I do have nitpicks. You can't download songs onto iPhone directly from the iTunes store; you have to export them from a computer. And even though it has wi-fi and Bluetooth on it, you can't sync iPhone with a computer wirelessly. And there should be games on it. And you're required to use it as a phone--you can't use it without signing up for cellular service. Boo.

But these are quibbles. The fact is, the iPhone shatters two basic axioms of consumer technology. One, when you take an application and put it on a phone, that application must be reduced to a crippled and annoying version of itself. Two, when you take two devices--such as an iPod and a phone--and squish them into one, both devices must necessarily become lamer versions of themselves.
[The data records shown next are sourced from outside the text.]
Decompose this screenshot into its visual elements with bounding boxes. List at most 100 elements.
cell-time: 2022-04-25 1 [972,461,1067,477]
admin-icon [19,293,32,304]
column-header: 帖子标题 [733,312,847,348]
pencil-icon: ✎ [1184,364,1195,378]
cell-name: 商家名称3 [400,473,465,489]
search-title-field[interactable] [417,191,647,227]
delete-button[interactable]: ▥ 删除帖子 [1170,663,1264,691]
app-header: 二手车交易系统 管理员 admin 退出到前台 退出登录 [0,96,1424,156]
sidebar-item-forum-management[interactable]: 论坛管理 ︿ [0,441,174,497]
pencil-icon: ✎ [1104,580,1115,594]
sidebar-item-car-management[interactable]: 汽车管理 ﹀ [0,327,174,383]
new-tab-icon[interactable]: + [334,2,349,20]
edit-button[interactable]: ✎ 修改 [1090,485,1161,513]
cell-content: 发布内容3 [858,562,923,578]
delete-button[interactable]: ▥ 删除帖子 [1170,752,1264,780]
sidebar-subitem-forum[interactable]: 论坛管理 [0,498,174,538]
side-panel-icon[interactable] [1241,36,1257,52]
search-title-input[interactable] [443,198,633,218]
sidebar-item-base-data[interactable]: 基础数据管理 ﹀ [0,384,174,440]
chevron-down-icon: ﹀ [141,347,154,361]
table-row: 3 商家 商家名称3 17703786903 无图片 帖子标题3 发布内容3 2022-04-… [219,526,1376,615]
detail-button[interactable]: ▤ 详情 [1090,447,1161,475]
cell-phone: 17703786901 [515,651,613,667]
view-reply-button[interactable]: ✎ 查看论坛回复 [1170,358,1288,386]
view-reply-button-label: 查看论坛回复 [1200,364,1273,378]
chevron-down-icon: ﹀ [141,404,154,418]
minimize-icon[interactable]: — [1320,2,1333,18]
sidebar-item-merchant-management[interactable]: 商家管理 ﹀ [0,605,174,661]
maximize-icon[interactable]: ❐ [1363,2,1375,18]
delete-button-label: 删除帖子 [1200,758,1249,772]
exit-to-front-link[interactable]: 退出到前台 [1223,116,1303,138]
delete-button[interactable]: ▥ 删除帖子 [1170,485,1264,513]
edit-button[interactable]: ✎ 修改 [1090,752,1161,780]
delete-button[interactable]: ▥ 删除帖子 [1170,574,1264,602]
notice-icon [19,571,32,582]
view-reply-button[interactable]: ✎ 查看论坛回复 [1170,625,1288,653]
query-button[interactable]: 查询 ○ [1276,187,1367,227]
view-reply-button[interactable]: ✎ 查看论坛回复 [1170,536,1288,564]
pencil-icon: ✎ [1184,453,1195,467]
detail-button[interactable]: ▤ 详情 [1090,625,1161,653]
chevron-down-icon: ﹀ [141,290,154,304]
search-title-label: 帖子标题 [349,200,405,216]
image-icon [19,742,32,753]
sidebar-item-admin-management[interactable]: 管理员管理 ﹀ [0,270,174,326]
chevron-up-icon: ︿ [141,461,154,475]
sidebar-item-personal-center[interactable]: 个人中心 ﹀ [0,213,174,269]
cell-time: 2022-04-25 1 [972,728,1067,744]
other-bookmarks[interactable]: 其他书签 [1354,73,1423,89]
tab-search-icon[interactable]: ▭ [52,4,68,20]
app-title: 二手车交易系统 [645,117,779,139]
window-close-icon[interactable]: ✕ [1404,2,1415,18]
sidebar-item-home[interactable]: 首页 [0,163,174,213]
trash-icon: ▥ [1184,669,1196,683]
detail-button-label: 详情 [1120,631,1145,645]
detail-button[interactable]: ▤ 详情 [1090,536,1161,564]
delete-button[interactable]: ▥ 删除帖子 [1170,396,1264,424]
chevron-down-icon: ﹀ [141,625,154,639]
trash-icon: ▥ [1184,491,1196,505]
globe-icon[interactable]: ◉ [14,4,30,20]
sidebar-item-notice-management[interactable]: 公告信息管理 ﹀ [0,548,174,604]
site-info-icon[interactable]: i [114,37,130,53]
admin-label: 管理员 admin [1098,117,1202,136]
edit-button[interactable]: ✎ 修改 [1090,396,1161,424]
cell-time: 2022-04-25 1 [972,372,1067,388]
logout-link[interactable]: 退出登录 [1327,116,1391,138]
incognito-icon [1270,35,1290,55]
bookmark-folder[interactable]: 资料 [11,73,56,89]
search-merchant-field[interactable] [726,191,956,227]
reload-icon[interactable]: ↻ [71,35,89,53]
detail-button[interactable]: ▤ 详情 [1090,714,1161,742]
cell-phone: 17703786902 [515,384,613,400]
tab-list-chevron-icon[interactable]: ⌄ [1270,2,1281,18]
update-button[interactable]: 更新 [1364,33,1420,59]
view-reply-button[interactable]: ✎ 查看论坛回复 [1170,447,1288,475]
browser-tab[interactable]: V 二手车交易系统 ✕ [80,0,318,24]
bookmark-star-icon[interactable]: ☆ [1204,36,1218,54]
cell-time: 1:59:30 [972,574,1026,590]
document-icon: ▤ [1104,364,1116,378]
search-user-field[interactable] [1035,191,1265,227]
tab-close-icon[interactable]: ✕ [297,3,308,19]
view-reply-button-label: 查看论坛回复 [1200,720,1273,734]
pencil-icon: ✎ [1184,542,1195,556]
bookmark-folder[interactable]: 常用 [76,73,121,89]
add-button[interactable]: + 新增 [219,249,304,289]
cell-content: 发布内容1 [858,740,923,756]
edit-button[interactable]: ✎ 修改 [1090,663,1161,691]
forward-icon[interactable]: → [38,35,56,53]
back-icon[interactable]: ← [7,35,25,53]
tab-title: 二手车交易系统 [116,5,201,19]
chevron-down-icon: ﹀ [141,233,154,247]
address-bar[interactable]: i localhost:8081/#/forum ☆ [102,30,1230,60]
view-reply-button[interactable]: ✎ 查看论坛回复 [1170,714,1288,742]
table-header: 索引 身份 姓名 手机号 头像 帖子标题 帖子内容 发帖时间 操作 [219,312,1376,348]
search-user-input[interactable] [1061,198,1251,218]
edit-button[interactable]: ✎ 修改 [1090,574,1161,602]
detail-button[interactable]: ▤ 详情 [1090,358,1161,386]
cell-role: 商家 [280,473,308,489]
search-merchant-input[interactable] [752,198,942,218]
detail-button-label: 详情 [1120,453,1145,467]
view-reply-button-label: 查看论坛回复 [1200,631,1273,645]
The iPhone is a phone, an iPod and a mini-Internet computer all at once, and they all--contrary to basic physics--occupy the same space at the same time, but without taking a hit in performance. In a way, iPhone is the wrong name for it. (Indeed, Cisco is suing Apple, claiming it owns the trademark.) It's a handheld computing platform that just happens to contain a phone.

Why is Apple able to do things most other companies can't? Partly by charging for it: the iPhone will cost $499 for a 4-GB model, $599 for 8-GB. And partly because unlike most companies, Apple does its own hardware, its own software and its own industrial design. When it all takes place under one roof, you get a kind of collaborative synergy that makes unusual things happen.

Apple also places an unusual emphasis on interface design. It sweats the cosmetic details that don't seem very important until you really sweat them. "I actually have a photographer's loupe that I use to make sure every pixel is right," says Scott Forstall, Apple's vice president of Platform Experience. "We will argue over literally a single pixel." As a result, when you swipe your finger across the screen to unlock the iPhone, you're not just accessing a system of nested menus, you're entering a tiny universe in which data exist as bouncy, gemlike objects. You can actually pinch an image with two fingers and make it smaller. Because there's no mouse or keyboard, just that touch screen, there's a powerful illusion that you're physically handling data.